The Bank of England has lowered its benchmark rate for the fourth time this year. The Monetary Policy Committee voted 5-4 to reduce the bank rate by 25 basis points to 3.75 percent, which was the lowest since early 2023. CPI inflation has fallen since the previous meeting, to 3.2%. Although above the 2% target, it is now expected to fall back towards target more quickly in the near term.
Monetary policy is being set to ensure CPI inflation settles sustainably at 2% in the medium term, which involves balancing the risks around achieving this.
Important Points:
- Twelve-month CPI inflation had eased to 3.2% in November from 3.6% in October and 3.8% in September.
- Services consumer price inflation was 4.4% in November, compared with the most recent peak of 5.4% in April.
- CPI inflation was expected to ease further in 2026 Q1, to around 3%. Before that, CPI inflation was expected to rise temporarily in December 2025, owing to an increase in tobacco duty and a pickup in airfares price inflation.
- Some measures announced in the Budget, in particular one-off reductions to regulatory costs levied on households’ energy bills, and changes to fuel duty, were likely to lower CPI inflation in April by around ½ percentage point. This Budget news, in combination with other news in recent CPI data and with some downward moves in sterling oil and gas futures curves since November, had led Bank staff to lower their expectation for CPI inflation to closer to 2% in 2026 Q2.

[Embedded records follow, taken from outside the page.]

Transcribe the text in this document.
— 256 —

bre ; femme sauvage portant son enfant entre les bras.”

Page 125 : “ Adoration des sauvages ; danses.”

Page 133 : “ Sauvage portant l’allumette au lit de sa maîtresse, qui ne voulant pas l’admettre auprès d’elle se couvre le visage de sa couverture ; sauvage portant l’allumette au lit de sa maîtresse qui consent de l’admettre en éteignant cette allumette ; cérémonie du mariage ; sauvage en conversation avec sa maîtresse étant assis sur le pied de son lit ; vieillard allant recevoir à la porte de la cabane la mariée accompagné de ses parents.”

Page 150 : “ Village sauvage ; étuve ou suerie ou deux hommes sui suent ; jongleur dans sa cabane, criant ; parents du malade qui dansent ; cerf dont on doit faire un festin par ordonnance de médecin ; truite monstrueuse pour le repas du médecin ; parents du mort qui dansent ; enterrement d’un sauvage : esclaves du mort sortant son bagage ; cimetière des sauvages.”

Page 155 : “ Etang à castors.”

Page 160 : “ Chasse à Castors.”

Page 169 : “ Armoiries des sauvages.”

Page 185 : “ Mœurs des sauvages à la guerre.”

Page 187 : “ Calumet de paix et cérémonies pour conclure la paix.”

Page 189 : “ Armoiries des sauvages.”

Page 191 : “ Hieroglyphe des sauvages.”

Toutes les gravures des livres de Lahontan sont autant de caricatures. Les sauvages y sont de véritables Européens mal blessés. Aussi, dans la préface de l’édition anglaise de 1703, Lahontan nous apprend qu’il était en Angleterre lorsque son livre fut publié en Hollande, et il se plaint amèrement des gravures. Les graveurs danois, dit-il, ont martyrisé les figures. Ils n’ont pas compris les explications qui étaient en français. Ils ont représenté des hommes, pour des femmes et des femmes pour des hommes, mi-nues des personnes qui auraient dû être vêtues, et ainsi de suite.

- A range of indicators suggested that pay growth had continued to ease in the second half of 2025, particularly in the private sector. Annual growth in whole economy Average Weekly Earnings (AWE) had declined to 4.7% in the three months to October. AWE private sector regular pay growth had fallen to 3.9%, which was in line with the forecast in the November Report.
- The labour market had loosened further. The LFS unemployment rate had risen to 5.1% in the three months to October, 0.2 percentage points above the expectation in the November Report. The LFS redundancy rate had risen to 5.3 per 1,000 employees, its highest level since 2013, outside of the Covid pandemic period.
- GDP growth had eased to 0.1% in 2025 Q3, slightly below the rate expected in the November Report. Bank staff analysis had suggested that some of this softening was erratic, with underlying quarterly GDP growth closer to 0.2%. Monthly GDP had declined by 0.1% in October, due to a further fall in market sector output.